According to The Commercial Appeal, Dolly was “shot through the heart _ the bullet as clean and straight as a marksman could have sent it, a trick of drunken fate.”
Harry was charged with first-degree murder. During the jury selection, Harry entered a plea of guilty to involuntary manslaughter. He was sentenced to not more than 5 years, (or 1 to 5 years), in the state penitentiary.
Thanks for taking us back to this game so we can enjoy all the imperfections….no instant replay to solve the dispute…. amazing to see the effects of the homerun or not homerun…consulting the commissioner and replaying the game…. i love all the imperfections, maybe not so efficient, but more life like.

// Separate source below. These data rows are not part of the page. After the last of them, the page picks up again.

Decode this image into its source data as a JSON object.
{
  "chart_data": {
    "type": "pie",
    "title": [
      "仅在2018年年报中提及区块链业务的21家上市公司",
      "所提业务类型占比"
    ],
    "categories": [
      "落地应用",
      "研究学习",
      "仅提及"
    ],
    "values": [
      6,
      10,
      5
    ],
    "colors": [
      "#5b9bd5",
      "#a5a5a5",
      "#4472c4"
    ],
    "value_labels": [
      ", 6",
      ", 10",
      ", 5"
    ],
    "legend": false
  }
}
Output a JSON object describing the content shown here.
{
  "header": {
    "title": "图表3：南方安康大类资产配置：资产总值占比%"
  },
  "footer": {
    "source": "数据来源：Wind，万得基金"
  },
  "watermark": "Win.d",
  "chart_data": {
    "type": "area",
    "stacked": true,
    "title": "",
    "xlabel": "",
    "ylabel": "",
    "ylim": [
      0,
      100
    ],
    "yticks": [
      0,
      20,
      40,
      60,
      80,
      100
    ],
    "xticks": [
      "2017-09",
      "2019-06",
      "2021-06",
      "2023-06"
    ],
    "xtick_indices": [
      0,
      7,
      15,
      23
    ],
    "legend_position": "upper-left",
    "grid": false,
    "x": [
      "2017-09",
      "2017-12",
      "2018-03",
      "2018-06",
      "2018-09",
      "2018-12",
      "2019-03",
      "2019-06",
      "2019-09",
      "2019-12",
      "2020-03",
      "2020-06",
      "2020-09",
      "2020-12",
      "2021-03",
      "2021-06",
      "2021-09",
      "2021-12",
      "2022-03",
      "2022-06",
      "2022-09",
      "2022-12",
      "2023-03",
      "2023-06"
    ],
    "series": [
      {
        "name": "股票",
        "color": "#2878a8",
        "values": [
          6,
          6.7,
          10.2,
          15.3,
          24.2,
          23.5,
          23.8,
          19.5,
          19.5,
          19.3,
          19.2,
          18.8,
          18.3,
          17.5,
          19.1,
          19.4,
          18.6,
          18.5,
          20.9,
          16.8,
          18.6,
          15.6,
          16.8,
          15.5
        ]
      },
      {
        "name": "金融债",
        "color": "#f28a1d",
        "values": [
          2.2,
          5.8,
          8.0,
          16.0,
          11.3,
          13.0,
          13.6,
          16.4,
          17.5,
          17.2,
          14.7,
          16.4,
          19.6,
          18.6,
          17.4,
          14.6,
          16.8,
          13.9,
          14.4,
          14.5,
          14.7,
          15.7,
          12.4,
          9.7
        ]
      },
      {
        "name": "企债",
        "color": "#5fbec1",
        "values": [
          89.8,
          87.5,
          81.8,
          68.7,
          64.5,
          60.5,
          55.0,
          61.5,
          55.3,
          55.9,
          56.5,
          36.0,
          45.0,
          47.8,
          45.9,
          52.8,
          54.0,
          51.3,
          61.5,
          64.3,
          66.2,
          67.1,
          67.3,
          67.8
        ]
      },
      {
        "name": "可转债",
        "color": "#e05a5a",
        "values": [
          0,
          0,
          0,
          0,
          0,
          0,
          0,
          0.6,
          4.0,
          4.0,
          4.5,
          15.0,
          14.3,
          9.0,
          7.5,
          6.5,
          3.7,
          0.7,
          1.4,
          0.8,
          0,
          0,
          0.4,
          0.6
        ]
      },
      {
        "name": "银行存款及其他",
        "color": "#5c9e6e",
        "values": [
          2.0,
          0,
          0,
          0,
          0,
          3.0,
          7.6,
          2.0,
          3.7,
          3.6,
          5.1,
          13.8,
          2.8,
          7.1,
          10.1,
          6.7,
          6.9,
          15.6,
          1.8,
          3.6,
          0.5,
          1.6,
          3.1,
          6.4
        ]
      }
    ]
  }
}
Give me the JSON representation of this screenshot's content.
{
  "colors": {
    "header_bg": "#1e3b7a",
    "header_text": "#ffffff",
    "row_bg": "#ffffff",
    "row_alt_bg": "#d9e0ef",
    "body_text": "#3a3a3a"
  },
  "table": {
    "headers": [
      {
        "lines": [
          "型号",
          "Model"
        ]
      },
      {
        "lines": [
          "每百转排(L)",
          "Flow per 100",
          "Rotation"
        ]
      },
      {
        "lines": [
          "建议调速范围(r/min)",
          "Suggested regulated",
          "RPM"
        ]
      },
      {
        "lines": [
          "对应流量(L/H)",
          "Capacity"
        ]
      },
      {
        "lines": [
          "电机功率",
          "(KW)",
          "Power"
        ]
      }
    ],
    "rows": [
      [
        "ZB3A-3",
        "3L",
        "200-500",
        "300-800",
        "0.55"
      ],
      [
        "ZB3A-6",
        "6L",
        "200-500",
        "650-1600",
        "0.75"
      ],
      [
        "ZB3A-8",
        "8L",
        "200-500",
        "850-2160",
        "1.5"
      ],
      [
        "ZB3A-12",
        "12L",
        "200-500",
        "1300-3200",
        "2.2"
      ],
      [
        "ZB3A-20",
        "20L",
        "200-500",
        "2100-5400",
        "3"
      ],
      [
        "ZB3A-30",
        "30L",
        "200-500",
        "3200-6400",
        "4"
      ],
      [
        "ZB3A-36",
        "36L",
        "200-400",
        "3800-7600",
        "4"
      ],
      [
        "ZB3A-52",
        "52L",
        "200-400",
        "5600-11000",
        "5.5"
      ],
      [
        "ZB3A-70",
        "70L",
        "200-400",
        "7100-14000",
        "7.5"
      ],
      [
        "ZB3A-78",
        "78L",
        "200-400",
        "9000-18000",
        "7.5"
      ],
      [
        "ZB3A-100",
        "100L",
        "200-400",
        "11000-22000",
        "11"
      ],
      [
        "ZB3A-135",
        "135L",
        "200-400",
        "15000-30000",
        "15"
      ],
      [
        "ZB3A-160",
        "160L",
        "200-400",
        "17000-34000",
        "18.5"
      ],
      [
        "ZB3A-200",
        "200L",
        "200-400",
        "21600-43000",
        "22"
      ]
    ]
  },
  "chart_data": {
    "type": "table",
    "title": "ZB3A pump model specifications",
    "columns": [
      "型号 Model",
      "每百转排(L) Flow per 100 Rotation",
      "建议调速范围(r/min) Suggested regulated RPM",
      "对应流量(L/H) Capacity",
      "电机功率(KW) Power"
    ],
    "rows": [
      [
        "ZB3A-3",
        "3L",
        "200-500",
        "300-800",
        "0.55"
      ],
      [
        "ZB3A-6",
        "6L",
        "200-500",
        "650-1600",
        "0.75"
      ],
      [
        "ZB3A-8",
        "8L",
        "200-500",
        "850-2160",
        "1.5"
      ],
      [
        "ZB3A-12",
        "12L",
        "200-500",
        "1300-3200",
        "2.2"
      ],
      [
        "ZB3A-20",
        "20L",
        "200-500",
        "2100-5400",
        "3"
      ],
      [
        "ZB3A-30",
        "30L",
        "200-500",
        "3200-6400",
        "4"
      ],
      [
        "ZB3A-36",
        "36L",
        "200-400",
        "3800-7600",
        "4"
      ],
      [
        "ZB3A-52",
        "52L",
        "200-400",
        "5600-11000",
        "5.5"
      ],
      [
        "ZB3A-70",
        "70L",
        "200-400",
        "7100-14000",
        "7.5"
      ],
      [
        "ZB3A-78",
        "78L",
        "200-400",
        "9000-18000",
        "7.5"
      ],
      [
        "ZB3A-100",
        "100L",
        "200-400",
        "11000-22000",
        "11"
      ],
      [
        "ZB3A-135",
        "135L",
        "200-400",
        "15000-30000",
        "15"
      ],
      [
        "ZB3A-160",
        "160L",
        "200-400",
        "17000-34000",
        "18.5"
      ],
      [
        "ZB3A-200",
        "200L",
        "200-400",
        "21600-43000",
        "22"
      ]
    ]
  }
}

Thanks, Steve. I’m with you. I always thought the games, right or wrong, were to be decided by those on the field, not in a replay booth.
I suspect that the increased use of replay in baseball and football to “get the call right” has nothing to do with the integrity of the games and everything to do with appeasing the growing influence of the sports book gambling operators.
Looking for Sportsman’s Park help! I’m trying to lean on the vast knowledge of this group to remember anything from a Cardinals game at Sportsman’s Park…I was told in 1952 or 1953. A Cards player hit a disallowed homer into the leftfield bleachers due to a fan reaching over the wall to interfere. My cousin was at the game and appeared in the photo the next day in the St. Louis Post Dispatch of the rowdy bleacher fans throwing things on the field as the game was delayed. Thanks in advance for your help! Great site!!
On Aug. 6, 1949, Nippy Jones of the Cardinals lined a two-run home run into the left field seats in the first inning of a game against the Giants at Sportsman’s Park, but the homer was disallowed by third-base umpire Jocko Conlon, who called a balk on pitcher Adrian Zabala before Jones swung the bat. The ruling did cause a lot of commotion and confusion and there is a picture on the sports section cover of the Aug. 7, 1949, Post-Dispatch. The Cardinals lost the game, 3-1. Your local library (thank goodness we still have those) may be able to help you get a printout of the page from the Post-Dispatch archives.